I'd like to prove this but I don't know how to multiply this sets.. Is there a rule or something for that? please some1 post solution or at least link for my question..

ivanbart-15 wrote: I'd like to prove this but I don't know how to multiply this sets.. Is there a rule or something for that? please some1 post solution or at least link for my question.. $|A|$ means the number of elements of $A,$ so we do not multiply the sets, we multiply only their number of elements.

Not that sets cannot be multiplied! The Minkowski notation for, say, sets $S,T \subseteq \mathbb{R}$ is $S\cdot T = \{st \mid s\in S, t \in T\}$; thus in Minkowski notation, in our problem we have $C = A\cdot A$.

For each $b \in B$, write $n(b)$ for the number of pairs $(x,y) \in A\times A$ such that $\frac{x}{y}=b$. Now, pick an arbitrary $b \in B$. There are $n(b)$ pairs $\left(x_1,y_1\right)$, $\left(x_2,y_2\right)$, $\ldots$, $\left(x_{n(b)},y_{n(b)}\right)$ of elements in $A$ whose ratios $\frac{x_i}{y_i}$'s are all equal to $b$. Write $Y(b)$ for the set \[\big\{\left(ax_i,ay_i\right)|a \in A\text{ and }i=1,2,\ldots,n(b)\big\}\,.\] Trivially, $\big|Y(b)\big| \geq |A|$ and the $Y(b)$'s are disjoint. Ergo, using $\bigcup_{b \in B} Y(b) \subseteq C \times C$, we conclude that \begin{align*} |C|^2 = |C \times C| &\geq \left|\bigcup_{b \in B} Y(b) \right| = \sum_{b \in B} \big|Y(b)\big| \\ &\geq \sum_{b \in B} |A|= |A| \cdot |B|\,. \end{align*} The above inequality becomes an equality if and only if $|A|=1$. A stronger inequality is $|C|^2 \geq |A|\cdot|B|+2|A|^2-|A|-|B|$. The equality holds only when elements of $A$ form a geometric progression, where $|B|=|C|=2|A|-1$. To prove this inequality, we start with showing that $Y(b)$ has at least $|A|+n(b)-1$ elements.
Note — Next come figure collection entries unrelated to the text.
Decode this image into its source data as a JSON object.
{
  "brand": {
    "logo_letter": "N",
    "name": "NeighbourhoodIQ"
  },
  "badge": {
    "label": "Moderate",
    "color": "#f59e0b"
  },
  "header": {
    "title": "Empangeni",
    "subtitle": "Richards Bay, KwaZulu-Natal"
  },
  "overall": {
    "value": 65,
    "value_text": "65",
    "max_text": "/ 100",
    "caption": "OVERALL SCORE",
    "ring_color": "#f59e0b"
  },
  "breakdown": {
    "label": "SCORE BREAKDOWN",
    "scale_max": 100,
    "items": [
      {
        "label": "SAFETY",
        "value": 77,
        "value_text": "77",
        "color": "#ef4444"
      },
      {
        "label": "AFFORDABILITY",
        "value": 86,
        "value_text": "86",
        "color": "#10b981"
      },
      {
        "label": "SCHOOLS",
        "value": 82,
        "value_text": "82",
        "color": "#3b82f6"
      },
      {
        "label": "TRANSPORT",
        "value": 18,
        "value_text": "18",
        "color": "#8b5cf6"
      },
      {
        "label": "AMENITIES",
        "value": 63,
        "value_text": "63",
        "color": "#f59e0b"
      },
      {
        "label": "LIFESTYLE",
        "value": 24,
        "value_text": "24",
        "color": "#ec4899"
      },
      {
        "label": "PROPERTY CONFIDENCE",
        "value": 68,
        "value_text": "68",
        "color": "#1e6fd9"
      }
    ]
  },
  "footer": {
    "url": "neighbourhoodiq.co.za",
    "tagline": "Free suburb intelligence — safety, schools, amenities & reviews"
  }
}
Next, we must show that $(C \times C) \setminus \left(\bigcup_{b \in B} Y(b)\right)$ contains at least $|A|^2-|A|$ elements. Finally, using $\sum_{b\in B} n(b) = |A|^2$, we arrive at the conclusion.
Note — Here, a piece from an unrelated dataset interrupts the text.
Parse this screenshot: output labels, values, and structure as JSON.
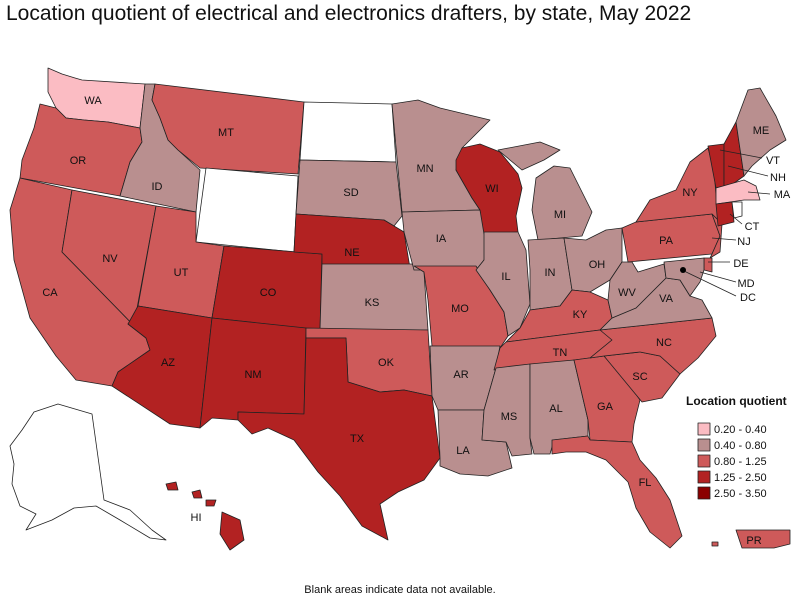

For $b\in B$, let $b=x(b)/y(b)$ with $x(b),y(b)\in A$ be the representation of $b$ for which $x(b)$ is smallest. Construct a function $f:A\times B\to C\times C$ by defining for $(a,b)\in A\times B$ \[ f(a,b) ~=~ (a\cdot x(b),~ a\cdot y(b)). \] We show that $f$ is injective (which implies the desired inequality): Consider $(a_1,b_1)$ and $(a_2,b_2)$ in $A\times B$ with $f(a_1,b_1)=f(a_2,b_2)$. Then $a_1\cdot x(b_1)=a_2\cdot x(b_2)$ and $a_1\cdot y(b_1)=a_2\cdot y(b_2)$. Division yields $x(b_1)/y(b_1)=x(b_2)/y(b_2)$, and thus $b_1=b_2$. Then $a_1\cdot x(b_1)=a_2\cdot x(b_2)$ yields $a_1=a_2$. Hence $(a_1,b_1)=(a_2,b_2)$, and $f$ is indeed injective.